The committee also heard about other projects:

In a related matter, the legislative committee heard from Rick Brown of the Colorado Water Conservation Board, who outlined how $1.5 million in state funding will be used to study the transfer of water from agriculture to municipal uses through a competitive grant program with measurable criteria. The panel also heard an update on a $1 million study by Colorado State University, funded by Parker and using demonstration projects on farms Parker owns in the northeast corner of the state. CSU is studying things like alternate crop patterns and reduced irrigation of certain crops as a way of providing additional water for urban needs. There were also presentations on the backlog of water and wastewater treatment projects throughout the state. Changes in water quality standards and aging infrastructure are driving the need, officials said.

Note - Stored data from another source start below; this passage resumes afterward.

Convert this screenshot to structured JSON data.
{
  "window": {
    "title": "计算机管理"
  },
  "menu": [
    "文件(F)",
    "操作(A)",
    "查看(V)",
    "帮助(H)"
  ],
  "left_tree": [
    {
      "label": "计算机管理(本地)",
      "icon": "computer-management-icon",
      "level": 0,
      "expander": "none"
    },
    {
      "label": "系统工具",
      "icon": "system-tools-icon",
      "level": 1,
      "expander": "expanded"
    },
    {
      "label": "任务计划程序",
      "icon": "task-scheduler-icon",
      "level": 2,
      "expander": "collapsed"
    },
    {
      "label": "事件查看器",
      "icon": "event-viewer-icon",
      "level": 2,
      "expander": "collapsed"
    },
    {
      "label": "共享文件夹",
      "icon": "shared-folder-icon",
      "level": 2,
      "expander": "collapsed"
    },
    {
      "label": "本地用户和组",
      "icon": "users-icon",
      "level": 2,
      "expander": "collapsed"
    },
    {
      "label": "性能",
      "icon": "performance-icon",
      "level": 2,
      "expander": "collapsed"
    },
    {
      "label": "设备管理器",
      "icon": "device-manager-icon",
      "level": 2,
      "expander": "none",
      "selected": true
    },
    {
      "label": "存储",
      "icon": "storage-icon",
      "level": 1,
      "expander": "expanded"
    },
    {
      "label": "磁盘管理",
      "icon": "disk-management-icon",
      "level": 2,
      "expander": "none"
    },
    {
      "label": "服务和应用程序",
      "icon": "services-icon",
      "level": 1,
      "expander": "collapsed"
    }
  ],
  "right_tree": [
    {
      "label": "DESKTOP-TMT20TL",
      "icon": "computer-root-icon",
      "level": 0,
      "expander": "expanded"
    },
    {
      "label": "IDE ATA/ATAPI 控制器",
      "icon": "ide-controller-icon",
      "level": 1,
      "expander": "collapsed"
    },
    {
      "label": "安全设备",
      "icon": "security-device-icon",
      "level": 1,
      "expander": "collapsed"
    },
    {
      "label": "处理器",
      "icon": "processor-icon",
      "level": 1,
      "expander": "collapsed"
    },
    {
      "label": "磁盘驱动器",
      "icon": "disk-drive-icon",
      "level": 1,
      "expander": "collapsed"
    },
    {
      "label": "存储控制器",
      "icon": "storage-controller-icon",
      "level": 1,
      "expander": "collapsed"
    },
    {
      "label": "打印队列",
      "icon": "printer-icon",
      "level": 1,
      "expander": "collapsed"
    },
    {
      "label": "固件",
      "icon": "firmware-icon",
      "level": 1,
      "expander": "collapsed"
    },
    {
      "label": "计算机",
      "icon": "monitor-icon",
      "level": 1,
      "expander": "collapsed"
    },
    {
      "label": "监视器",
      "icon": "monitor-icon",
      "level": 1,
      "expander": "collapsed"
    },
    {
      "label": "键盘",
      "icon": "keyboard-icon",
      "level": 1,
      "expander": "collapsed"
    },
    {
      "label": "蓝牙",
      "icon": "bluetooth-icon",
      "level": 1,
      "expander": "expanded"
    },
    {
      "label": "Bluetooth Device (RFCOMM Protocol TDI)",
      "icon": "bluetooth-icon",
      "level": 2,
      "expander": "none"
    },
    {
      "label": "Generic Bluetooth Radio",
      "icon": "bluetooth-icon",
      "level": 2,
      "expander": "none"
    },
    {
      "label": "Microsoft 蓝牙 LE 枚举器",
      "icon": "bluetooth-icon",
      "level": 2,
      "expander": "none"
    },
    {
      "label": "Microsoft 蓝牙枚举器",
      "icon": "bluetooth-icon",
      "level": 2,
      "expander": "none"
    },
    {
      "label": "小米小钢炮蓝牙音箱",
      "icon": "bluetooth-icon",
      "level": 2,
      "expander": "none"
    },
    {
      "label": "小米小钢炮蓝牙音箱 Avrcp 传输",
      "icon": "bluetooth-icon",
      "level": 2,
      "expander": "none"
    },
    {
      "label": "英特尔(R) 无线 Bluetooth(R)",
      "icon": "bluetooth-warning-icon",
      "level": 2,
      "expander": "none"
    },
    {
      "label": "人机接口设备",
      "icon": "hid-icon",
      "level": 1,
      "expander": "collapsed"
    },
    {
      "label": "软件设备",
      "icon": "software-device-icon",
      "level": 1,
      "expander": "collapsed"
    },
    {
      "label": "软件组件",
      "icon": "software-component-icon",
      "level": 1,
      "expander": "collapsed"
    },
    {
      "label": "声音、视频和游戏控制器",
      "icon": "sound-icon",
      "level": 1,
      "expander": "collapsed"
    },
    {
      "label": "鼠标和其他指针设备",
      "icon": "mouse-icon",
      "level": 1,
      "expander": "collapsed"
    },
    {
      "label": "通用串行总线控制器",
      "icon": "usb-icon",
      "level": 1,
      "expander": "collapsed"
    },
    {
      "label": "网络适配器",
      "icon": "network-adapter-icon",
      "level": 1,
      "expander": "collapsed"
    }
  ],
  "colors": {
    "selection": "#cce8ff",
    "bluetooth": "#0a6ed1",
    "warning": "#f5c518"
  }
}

The recently formed South Metro Water Authority includes 13 water providers serving 250,000 people. The area historically has pumped from the Denver Basin, where wells are producing less than half of what they once contributed. About 50,000 acre-feet of water - possibly some from the Arkansas River basin - eventually will be needed to address the shortfall, despite water conservation, reuse and numerous pipeline or reservoir projects. "We'll need water resources approaching the size of the city of Aurora," said Rod Kuharich, former CWCB executive director, who now is the South Metro executive director. "We're looking at land-use decisions that were made 10-15 years ago and responding to those needs."